The average length of follow-up was 8.5 years. During this time, 2,155 women developed breast cancer. Most of the women (73%) had a BMI between 18.5 and 25.
The researchers calculated that women with levels of recreational activity of more than 12 MET hours a week in the previous four years had a 10% lower risk of breast cancer than those with a lower level (hazard ratio [HR] 0.90, 95% confidence interval [CI] 0.82 to 0.99).
This remained the same after taking numerous other factors into account, including BMI, waist circumference, recent change in weight, sports activities from the age of 8 to 15 years, and the use of progestogen or oral contraceptives.
Women who had done more than 12 MET hours of exercise a week five to nine years ago, but who then became less active, had a 16% increased risk of breast cancer than those who remained active (HR 1.16, 95% CI 1.01 to 1.35).
If activity levels remained the same five to nine years earlier and in the last four years, the activity level during those five to nine years was not significantly associated with breast cancer risk (HR 1.04, 95% CI 0.92 to 1.18).
There was quite a high rate of change in reported levels of physical activity, with a fifth (21%) moving from more than 12 MET hours a week to less than 12 MET hours a week in at least two consecutive questionnaires, and a fifth (20%) moving from less than 12 MET hours a week to a higher level.
How did the researchers interpret the results?
The researchers concluded that, “Recent recreational physical activity, even at a modest level, was associated with a breast cancer risk reduction in postmenopause; this association seemed to attenuate a few years after activity stops.”
This large study has shown that increased exercise is associated with a reduced risk of breast cancer for postmenopausal women. Strengths of the study include the large number of women and that self-reports of breast cancer were verified by a pathology report in 94% of cases.
However, as the authors point out, a limitation of this study is that it was conducted on a group of teachers who were mainly of a healthy weight. This means the results may not be applicable to women of a different weight with different occupations, including more or less sedentary jobs.

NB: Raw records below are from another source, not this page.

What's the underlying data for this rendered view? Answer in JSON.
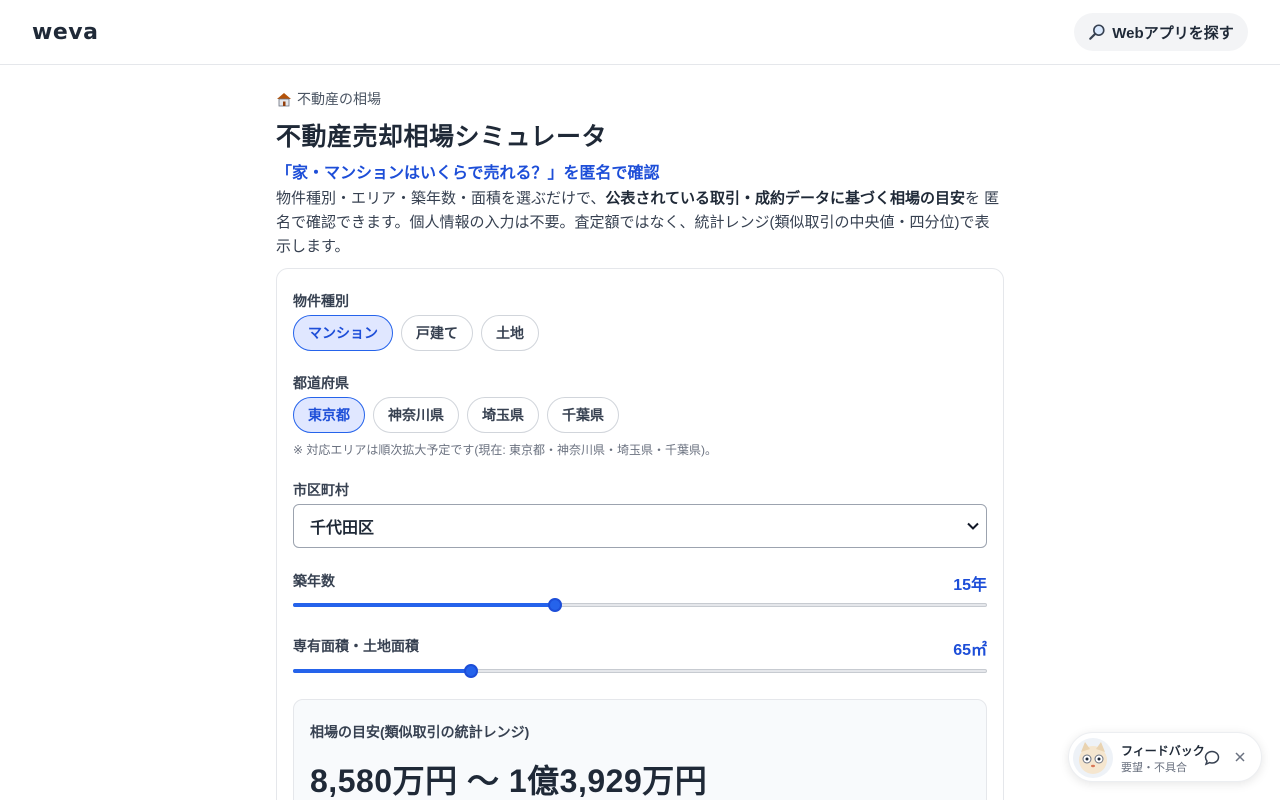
{
  "header": {
    "logo": "weva",
    "find_apps_label": "Webアプリを探す"
  },
  "page": {
    "breadcrumb": "不動産の相場",
    "title": "不動産売却相場シミュレータ",
    "subtitle": "「家・マンションはいくらで売れる？」を匿名で確認",
    "desc_part1": "物件種別・エリア・築年数・面積を選ぶだけで、",
    "desc_bold": "公表されている取引・成約データに基づく相場の目安",
    "desc_part2": "を 匿名で確認できます。個人情報の入力は不要。査定額ではなく、統計レンジ(類似取引の中央値・四分位)で表示します。"
  },
  "form": {
    "property_type": {
      "label": "物件種別",
      "options": [
        "マンション",
        "戸建て",
        "土地"
      ],
      "selected": "マンション"
    },
    "prefecture": {
      "label": "都道府県",
      "options": [
        "東京都",
        "神奈川県",
        "埼玉県",
        "千葉県"
      ],
      "selected": "東京都",
      "note": "※ 対応エリアは順次拡大予定です(現在: 東京都・神奈川県・埼玉県・千葉県)。"
    },
    "city": {
      "label": "市区町村",
      "value": "千代田区"
    },
    "age": {
      "label": "築年数",
      "value_text": "15年",
      "fraction": 0.378
    },
    "area": {
      "label": "専有面積・土地面積",
      "value_text": "65㎡",
      "fraction": 0.256
    }
  },
  "result": {
    "label": "相場の目安(類似取引の統計レンジ)",
    "value": "8,580万円 〜 1億3,929万円"
  },
  "feedback": {
    "title": "フィードバック",
    "subtitle": "要望・不具合"
  },
  "colors": {
    "accent": "#2563eb",
    "accent_dark": "#1d4ed8",
    "chip_active_bg": "#e0e7ff"
  }
}
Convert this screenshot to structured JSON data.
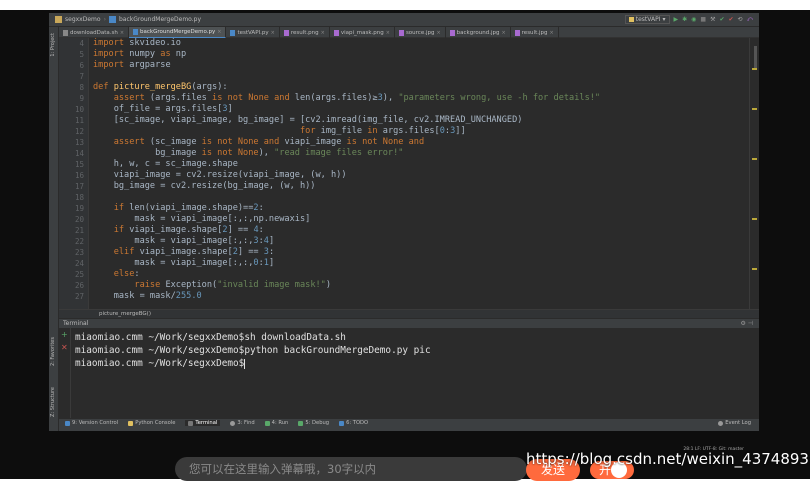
{
  "titlebar": {
    "project": "segxxDemo",
    "file": "backGroundMergeDemo.py",
    "run_config": "testVAPI"
  },
  "tool_strip": {
    "project_tab": "1: Project",
    "favorites_tab": "2: Favorites",
    "structure_tab": "Z: Structure"
  },
  "tabs": [
    {
      "label": "downloadData.sh"
    },
    {
      "label": "backGroundMergeDemo.py"
    },
    {
      "label": "testVAPI.py"
    },
    {
      "label": "result.png"
    },
    {
      "label": "viapi_mask.png"
    },
    {
      "label": "source.jpg"
    },
    {
      "label": "background.jpg"
    },
    {
      "label": "result.jpg"
    }
  ],
  "editor": {
    "line_numbers": [
      "4",
      "5",
      "6",
      "7",
      "8",
      "9",
      "10",
      "11",
      "12",
      "13",
      "14",
      "15",
      "16",
      "17",
      "18",
      "19",
      "20",
      "21",
      "22",
      "23",
      "24",
      "25",
      "26",
      "27"
    ],
    "breadcrumb": "picture_mergeBG()"
  },
  "terminal": {
    "title": "Terminal",
    "lines": [
      "miaomiao.cmm ~/Work/segxxDemo$sh downloadData.sh",
      "miaomiao.cmm ~/Work/segxxDemo$python backGroundMergeDemo.py pic",
      "miaomiao.cmm ~/Work/segxxDemo$"
    ]
  },
  "tooltabs": [
    {
      "label": "9: Version Control"
    },
    {
      "label": "Python Console"
    },
    {
      "label": "Terminal"
    },
    {
      "label": "3: Find"
    },
    {
      "label": "4: Run"
    },
    {
      "label": "5: Debug"
    },
    {
      "label": "6: TODO"
    }
  ],
  "event_log": "Event Log",
  "status": "28:1  LF:  UTF-8:  Git: master",
  "overlay": {
    "danmu_placeholder": "您可以在这里输入弹幕哦，30字以内",
    "send_label": "发送",
    "toggle_label": "开",
    "watermark": "https://blog.csdn.net/weixin_43748939"
  },
  "colors": {
    "keyword": "#cc7832",
    "string": "#6a8759",
    "number": "#6897bb",
    "accent": "#ff6a3d"
  }
}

The study also relied on self-reported exercise levels, which may not be entirely accurate. It also only looked at recreational physical activity, so did not include any physical activity at work (for example, it didn’t distinguish PE teachers from teachers of other subjects).
For the women who developed breast cancer, it is not clear whether the diagnosis occurred before or after the levels of physical activity reduced.
Lack of physical activity and excess body fat have been linked to an increased risk of many cancers, including breast, colon, endometrial (lining of the womb) and prostate cancer, as well as heart disease, stroke and diabetes. Regardless of the limitations of this study, it is still advisable to take regular exercise.